I take three even breaths. The dog does the same. It's watching me, judging me, analyzing the best way to take me down. Little does it know, I'm doing the same to it. And I'm going to win.

My hand slowly moves to fish the knife out of my backpack. I would love a gun, but they've been hard to come by: most people have already taken the available ones, because a gun beats a knife any day. But this is all I've got. I have to make the best of it. It's worked well for me so far. Plus, secretly, I like the way it feels in my hand. I like the warmth of blood spilling across my fingers as I take the life out of one of them, the ones who took everything.

I fight the urge to physically shake my head. Those kinds of thoughts are wrong. They're reserved for the minds of the aliens, not people like me. That's how it's supposed to be, anyway. But lately the line between what is wrong and what is right has become so incredibly blurred it smears onto both sides.

For example: killing is right to save your life, but wrong to take someone else's. It's right because you don't know if it is an alien; it's wrong because you don't know if it is an alien. It's right because they deserve it; it's wrong because you like it. Secretly, you like it.

That's what scares me more than the dog waiting to sink its teeth into me: the strange satisfaction in killing that falls over me. Maybe I've gone crazy. It would make sense. After all, it is the apocalypse. I have plenty of reason to have gone insane. But I have to wonder if even the insane would be like me, would be like this.

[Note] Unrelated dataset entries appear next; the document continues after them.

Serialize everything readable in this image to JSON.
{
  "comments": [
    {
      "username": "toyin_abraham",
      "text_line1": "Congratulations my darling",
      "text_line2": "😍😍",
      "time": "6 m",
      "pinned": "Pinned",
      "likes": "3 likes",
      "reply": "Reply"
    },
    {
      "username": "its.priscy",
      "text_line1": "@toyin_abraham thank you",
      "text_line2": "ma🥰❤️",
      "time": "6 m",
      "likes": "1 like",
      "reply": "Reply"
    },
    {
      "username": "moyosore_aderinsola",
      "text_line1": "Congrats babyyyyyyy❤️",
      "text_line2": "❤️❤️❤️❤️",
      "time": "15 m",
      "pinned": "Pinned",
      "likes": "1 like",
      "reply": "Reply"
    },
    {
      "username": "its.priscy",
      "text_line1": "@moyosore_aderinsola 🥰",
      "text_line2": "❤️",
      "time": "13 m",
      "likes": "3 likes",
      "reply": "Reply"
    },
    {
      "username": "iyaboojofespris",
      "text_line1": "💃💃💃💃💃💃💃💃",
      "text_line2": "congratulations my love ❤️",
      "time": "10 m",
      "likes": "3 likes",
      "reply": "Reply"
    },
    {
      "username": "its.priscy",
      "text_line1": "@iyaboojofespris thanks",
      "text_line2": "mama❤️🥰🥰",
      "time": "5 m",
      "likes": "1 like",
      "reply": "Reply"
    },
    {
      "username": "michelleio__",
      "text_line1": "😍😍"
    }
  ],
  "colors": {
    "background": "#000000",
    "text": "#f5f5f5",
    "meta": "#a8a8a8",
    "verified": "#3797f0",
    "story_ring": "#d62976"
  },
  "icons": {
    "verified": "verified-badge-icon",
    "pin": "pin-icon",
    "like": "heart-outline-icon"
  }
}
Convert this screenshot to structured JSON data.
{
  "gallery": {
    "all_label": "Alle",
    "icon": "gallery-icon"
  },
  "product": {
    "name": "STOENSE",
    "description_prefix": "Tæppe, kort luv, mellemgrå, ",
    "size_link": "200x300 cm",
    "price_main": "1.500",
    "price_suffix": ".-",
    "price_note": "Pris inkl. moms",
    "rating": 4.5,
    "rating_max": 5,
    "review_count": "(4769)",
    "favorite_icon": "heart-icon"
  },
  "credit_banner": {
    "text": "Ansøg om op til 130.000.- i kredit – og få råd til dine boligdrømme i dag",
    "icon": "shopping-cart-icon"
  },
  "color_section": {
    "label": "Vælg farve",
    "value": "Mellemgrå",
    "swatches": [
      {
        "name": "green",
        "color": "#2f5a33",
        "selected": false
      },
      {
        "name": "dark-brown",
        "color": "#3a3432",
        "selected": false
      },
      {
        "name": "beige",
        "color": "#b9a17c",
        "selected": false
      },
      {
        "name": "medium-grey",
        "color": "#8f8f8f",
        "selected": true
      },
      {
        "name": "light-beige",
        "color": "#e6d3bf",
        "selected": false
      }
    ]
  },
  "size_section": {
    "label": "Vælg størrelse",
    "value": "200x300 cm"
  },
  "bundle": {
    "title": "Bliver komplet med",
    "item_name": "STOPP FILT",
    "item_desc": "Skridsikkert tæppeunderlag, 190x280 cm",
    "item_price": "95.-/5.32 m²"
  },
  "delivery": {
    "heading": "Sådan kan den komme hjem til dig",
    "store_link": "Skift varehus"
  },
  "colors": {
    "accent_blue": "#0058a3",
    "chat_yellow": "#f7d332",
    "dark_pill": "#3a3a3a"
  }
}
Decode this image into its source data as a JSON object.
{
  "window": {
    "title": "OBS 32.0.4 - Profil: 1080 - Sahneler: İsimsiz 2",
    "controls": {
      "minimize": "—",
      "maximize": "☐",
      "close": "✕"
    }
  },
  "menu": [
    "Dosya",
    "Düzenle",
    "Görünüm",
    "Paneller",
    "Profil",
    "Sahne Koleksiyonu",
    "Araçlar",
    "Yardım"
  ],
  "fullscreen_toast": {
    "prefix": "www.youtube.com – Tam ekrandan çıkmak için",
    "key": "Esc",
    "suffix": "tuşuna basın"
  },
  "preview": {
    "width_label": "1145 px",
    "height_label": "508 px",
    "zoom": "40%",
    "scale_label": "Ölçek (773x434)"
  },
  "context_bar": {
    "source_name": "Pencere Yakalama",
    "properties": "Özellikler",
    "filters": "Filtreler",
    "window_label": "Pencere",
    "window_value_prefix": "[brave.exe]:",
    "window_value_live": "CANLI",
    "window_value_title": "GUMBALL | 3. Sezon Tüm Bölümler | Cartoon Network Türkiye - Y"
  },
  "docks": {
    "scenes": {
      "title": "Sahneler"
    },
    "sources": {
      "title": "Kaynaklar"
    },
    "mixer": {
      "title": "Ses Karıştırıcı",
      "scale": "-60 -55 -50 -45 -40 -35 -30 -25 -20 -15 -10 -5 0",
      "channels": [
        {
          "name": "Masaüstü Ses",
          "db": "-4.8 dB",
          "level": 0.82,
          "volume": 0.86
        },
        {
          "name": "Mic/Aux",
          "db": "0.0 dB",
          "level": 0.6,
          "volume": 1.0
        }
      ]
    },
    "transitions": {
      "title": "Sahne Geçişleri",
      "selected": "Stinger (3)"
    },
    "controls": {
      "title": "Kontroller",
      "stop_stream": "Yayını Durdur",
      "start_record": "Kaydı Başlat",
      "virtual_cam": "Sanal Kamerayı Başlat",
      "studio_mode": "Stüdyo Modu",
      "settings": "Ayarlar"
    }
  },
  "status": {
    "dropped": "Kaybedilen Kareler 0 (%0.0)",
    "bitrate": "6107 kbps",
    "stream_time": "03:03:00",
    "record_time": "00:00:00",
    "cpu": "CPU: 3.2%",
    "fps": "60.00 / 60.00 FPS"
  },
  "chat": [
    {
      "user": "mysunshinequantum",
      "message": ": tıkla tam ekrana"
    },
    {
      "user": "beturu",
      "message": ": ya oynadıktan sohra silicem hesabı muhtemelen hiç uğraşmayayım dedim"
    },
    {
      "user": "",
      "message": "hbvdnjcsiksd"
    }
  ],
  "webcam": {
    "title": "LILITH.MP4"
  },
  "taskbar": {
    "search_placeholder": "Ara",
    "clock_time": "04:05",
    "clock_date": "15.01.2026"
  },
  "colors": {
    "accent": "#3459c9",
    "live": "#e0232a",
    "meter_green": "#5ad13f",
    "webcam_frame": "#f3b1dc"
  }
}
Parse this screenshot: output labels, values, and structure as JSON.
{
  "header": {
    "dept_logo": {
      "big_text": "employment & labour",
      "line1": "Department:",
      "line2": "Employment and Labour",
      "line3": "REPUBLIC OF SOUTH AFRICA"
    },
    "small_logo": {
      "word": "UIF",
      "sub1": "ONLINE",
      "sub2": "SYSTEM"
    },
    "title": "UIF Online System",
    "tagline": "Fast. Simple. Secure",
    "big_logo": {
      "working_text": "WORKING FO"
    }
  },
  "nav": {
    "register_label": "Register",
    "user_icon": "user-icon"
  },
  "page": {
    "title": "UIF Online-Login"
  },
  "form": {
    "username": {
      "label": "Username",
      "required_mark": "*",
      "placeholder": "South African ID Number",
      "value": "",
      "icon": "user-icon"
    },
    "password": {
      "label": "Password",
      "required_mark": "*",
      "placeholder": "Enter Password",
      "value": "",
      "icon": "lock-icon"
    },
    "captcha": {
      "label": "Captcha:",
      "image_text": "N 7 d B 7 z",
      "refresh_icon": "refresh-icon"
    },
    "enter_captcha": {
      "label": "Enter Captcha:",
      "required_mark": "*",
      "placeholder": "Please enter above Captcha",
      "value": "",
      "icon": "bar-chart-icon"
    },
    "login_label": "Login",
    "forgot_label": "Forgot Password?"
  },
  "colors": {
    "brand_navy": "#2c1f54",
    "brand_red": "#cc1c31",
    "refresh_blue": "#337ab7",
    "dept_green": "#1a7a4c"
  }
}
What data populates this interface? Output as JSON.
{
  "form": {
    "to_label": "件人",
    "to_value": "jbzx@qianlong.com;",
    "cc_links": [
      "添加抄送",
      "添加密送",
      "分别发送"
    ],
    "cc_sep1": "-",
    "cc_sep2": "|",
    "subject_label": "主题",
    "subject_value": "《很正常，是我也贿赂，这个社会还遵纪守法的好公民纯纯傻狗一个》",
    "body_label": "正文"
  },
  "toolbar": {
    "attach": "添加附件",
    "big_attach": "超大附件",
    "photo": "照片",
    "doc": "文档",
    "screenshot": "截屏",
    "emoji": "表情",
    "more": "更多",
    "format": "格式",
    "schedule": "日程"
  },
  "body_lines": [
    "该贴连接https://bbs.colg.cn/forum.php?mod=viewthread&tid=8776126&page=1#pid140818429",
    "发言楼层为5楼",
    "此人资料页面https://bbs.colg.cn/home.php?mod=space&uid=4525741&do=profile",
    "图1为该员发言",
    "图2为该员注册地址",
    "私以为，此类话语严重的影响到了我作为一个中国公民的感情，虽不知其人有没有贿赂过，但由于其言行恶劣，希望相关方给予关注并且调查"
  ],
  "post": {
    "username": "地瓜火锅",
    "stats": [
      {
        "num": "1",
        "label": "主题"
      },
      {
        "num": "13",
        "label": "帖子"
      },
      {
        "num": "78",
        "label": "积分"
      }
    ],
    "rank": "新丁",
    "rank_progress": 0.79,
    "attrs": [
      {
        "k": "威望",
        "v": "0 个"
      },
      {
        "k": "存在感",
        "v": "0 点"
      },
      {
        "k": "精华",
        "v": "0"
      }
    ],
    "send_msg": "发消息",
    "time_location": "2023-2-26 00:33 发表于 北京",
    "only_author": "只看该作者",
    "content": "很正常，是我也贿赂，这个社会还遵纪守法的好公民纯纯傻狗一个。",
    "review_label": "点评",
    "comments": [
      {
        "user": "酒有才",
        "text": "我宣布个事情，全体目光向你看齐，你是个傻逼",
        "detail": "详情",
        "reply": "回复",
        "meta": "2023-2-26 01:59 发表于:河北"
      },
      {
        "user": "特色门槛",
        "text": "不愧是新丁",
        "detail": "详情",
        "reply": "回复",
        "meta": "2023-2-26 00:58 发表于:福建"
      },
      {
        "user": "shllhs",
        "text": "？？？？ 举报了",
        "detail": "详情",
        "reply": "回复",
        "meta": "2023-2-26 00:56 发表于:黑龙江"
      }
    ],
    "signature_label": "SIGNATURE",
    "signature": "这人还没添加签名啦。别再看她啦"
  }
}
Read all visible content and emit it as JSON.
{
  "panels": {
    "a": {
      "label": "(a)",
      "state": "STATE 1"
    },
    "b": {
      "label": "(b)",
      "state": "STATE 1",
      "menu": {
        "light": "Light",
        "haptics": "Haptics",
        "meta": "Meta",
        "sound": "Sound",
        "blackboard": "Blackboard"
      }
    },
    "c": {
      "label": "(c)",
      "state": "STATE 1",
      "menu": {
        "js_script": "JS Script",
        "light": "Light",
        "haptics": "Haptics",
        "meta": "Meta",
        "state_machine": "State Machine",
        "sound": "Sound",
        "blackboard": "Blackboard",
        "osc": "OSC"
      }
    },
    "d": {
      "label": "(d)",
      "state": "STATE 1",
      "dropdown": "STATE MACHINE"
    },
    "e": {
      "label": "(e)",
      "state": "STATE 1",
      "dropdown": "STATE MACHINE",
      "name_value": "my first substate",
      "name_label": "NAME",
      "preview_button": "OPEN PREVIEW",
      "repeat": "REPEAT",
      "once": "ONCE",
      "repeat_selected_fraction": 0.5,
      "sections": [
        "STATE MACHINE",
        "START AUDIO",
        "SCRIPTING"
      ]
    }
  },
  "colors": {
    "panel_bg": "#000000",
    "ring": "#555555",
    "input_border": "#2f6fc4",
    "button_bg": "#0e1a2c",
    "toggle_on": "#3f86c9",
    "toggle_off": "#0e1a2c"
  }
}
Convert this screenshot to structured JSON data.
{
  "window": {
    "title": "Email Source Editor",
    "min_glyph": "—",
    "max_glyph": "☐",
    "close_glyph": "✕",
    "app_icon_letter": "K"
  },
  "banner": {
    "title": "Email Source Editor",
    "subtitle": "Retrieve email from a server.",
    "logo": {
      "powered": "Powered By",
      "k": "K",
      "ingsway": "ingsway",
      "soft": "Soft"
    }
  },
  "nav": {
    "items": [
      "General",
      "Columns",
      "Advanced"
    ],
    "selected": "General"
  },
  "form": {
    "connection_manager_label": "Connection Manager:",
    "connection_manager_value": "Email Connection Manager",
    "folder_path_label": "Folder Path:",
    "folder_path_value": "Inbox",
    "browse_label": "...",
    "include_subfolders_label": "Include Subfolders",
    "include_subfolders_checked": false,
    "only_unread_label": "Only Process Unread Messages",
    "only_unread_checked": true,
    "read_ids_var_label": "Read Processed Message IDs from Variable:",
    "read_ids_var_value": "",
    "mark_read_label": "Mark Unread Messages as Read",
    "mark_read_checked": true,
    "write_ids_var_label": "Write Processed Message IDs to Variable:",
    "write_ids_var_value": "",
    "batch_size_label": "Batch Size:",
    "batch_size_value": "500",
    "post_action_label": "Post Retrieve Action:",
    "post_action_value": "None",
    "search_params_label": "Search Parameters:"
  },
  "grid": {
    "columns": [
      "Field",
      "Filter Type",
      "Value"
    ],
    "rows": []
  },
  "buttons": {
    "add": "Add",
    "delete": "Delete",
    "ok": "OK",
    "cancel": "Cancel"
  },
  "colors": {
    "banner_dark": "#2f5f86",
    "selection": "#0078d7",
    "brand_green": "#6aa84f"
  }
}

There's no time for this philosophical bullshit. I need to get this over with. My prey and I are both losing patience. The question is: who is going to make the first move?

Fido makes the decision for the both of us. He charges forward, jaws snapping, spit flying, eyes glowing. His barks ring in my ears and bounce off the trees. I need to make this fast. He's being too loud. He's going to attract some unwanted attention.

I swing my arm a second too early; his teeth sink into my forearm like a hot knife going through butter. Gasping, the weapon tumbles from my fingers.

I've never been bitten by anything besides bugs. Those are easy to crush, and the pain is only a small pinch.

This kind of pain... it's like nothing I've ever felt before. It's burning. My eyes are stinging. Bright blue stars are dancing in my vision, twirling in and out of the tree line. The blood running over my pale arm and soaking into my clothes hardly registers in my brain as mine.